What You Need To Know About Accessible Links!

Below is common sense accessibility advice, from a great article with fifteen link creation rules to code by- thanks to Gian Wild.  Gian rightly focuses on practical accessibility  rather than compliance with mostly outdated regulations (like the 18 year-old Section 508!) A few excerpts:

Rule 6: Restrict the number of text links on a page

This is important because users see links as a form of navigation: they know they are not on the right page so they are looking for links that will take them to where they want to go.

If there are a lot of links on a page, it makes it that much harder to navigate a site.

And of course, screen reader users can pull out all the links in a page, so if there are hundreds of links then reading through them all is a nightmare.

Ok, so how many links are too many?

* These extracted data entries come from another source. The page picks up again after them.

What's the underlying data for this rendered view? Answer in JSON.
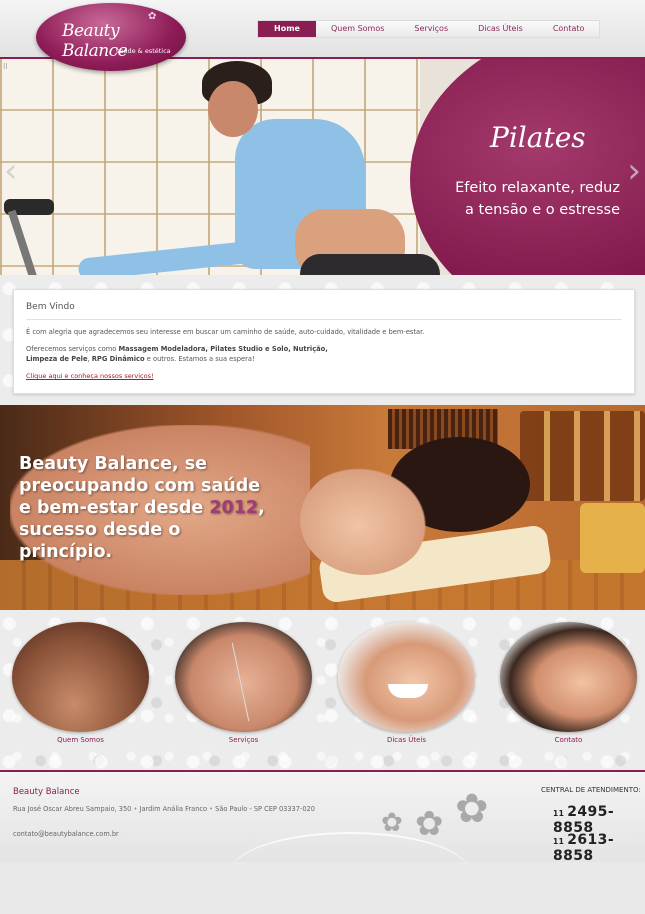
{
  "logo": {
    "brand": "Beauty Balance",
    "tagline": "saúde & estética"
  },
  "nav": [
    {
      "label": "Home"
    },
    {
      "label": "Quem Somos"
    },
    {
      "label": "Serviços"
    },
    {
      "label": "Dicas Úteis"
    },
    {
      "label": "Contato"
    }
  ],
  "slider": {
    "title": "Pilates",
    "text": "Efeito relaxante, reduz a tensão e o estresse",
    "prev_arrow": "‹",
    "next_arrow": "›",
    "pause_icon": "II"
  },
  "welcome": {
    "heading": "Bem Vindo",
    "intro": "É com alegria que agradecemos seu interesse em buscar um caminho de saúde, auto-cuidado, vitalidade e bem-estar.",
    "services_prefix": "Oferecemos serviços como",
    "services_bold_1": "Massagem Modeladora, Pilates Studio e Solo, Nutrição,",
    "services_bold_2": "Limpeza de Pele",
    "services_sep": ",",
    "services_bold_3": "RPG Dinâmico",
    "services_suffix": "e outros.  Estamos a sua espera!",
    "link": "Clique aqui e conheça nossos serviços!"
  },
  "banner": {
    "line_1": "Beauty Balance, se",
    "line_2": "preocupando com saúde",
    "line_3": "e bem-estar desde",
    "year": "2012",
    "line_3_end": ",",
    "line_4": "sucesso desde o",
    "line_5": "princípio."
  },
  "circles": [
    {
      "label": "Quem Somos"
    },
    {
      "label": "Serviços"
    },
    {
      "label": "Dicas Úteis"
    },
    {
      "label": "Contato"
    }
  ],
  "footer": {
    "brand": "Beauty Balance",
    "address_1": "Rua José Oscar Abreu Sampaio, 350",
    "address_2": "Jardim Anália Franco",
    "address_3": "São Paulo - SP CEP 03337-020",
    "separator": "•",
    "email": "contato@beautybalance.com.br",
    "central_label": "CENTRAL DE ATENDIMENTO:",
    "phones": [
      {
        "area": "11",
        "number": "2495-8858"
      },
      {
        "area": "11",
        "number": "2613-8858"
      }
    ],
    "flower_icon": "✿"
  },
  "colors": {
    "brand": "#8a1d52",
    "accent_year": "#a33a78"
  }
}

That’s the ‘How long is a piece of string’ question, and depends on the type of site that you have.

Just bear in mind the users that are navigating from link to link when you’re constructing your pages.

Rule 11: The case for underlining links

People expect links to be underlined. When they see underlined text they expect it to be a link (which is why you should never underline text in the online world unless you are representing a link).

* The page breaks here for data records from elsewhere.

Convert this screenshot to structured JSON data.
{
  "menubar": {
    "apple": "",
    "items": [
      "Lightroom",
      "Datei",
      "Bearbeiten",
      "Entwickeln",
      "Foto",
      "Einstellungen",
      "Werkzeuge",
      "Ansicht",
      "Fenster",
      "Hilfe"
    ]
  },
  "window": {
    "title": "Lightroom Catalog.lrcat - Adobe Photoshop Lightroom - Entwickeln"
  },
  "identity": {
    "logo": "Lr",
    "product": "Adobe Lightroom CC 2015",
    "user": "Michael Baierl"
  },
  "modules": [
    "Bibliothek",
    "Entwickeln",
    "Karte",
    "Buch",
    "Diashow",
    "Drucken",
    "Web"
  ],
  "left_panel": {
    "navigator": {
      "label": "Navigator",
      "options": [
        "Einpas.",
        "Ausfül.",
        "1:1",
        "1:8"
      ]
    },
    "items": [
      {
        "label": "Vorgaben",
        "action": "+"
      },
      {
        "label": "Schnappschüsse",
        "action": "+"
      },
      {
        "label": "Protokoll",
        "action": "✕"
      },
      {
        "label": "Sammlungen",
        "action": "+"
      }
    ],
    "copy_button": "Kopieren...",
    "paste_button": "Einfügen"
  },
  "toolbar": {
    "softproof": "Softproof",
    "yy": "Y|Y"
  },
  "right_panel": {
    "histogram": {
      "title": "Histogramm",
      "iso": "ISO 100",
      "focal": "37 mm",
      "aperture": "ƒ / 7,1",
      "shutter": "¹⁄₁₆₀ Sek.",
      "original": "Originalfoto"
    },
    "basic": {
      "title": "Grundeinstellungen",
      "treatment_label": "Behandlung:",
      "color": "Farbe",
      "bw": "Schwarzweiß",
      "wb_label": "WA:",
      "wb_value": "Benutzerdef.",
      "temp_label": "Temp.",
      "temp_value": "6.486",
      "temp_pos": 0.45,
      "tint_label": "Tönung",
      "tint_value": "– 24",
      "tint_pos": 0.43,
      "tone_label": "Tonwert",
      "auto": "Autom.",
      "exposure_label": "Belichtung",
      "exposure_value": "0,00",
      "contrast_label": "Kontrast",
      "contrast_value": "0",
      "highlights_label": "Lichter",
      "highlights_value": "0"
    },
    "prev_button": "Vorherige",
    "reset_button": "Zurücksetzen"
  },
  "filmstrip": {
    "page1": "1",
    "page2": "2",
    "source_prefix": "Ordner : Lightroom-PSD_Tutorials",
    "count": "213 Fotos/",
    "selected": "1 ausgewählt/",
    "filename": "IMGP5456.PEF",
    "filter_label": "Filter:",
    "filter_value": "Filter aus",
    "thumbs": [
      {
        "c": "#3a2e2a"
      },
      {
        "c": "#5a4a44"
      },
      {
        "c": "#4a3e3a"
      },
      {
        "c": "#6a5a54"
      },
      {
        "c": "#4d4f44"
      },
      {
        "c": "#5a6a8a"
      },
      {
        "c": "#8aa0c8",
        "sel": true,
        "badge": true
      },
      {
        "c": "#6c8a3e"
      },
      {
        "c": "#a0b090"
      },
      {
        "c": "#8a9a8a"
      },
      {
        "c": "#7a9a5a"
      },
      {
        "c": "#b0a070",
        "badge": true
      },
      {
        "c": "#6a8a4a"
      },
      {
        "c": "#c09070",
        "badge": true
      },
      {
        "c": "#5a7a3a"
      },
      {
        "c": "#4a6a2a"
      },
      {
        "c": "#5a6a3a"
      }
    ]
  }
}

WCAG2 does recommend that you underline your inline text links, but also allows developers to meet the accessibility criterion if they use a contrast ratio of 3:1 with surrounding text and providing additional visual cues on focus for links or controls where color alone is used to identify them.

This requires that your text links contrast sufficiently with surrounding text (the W3C has a list of link colors that contrast appropriately with black text and a white background) and there is an additional visual cue when the link receives mouse or keyboard focus.

This visual cue can be an underline (go on, make those links underlined!), bold, italic or increase in font size or it can be the addition of a glyph or image. It can be implemented through CSS as this only needs to be a visual indicator.

But remember to add a:focus to a:hover!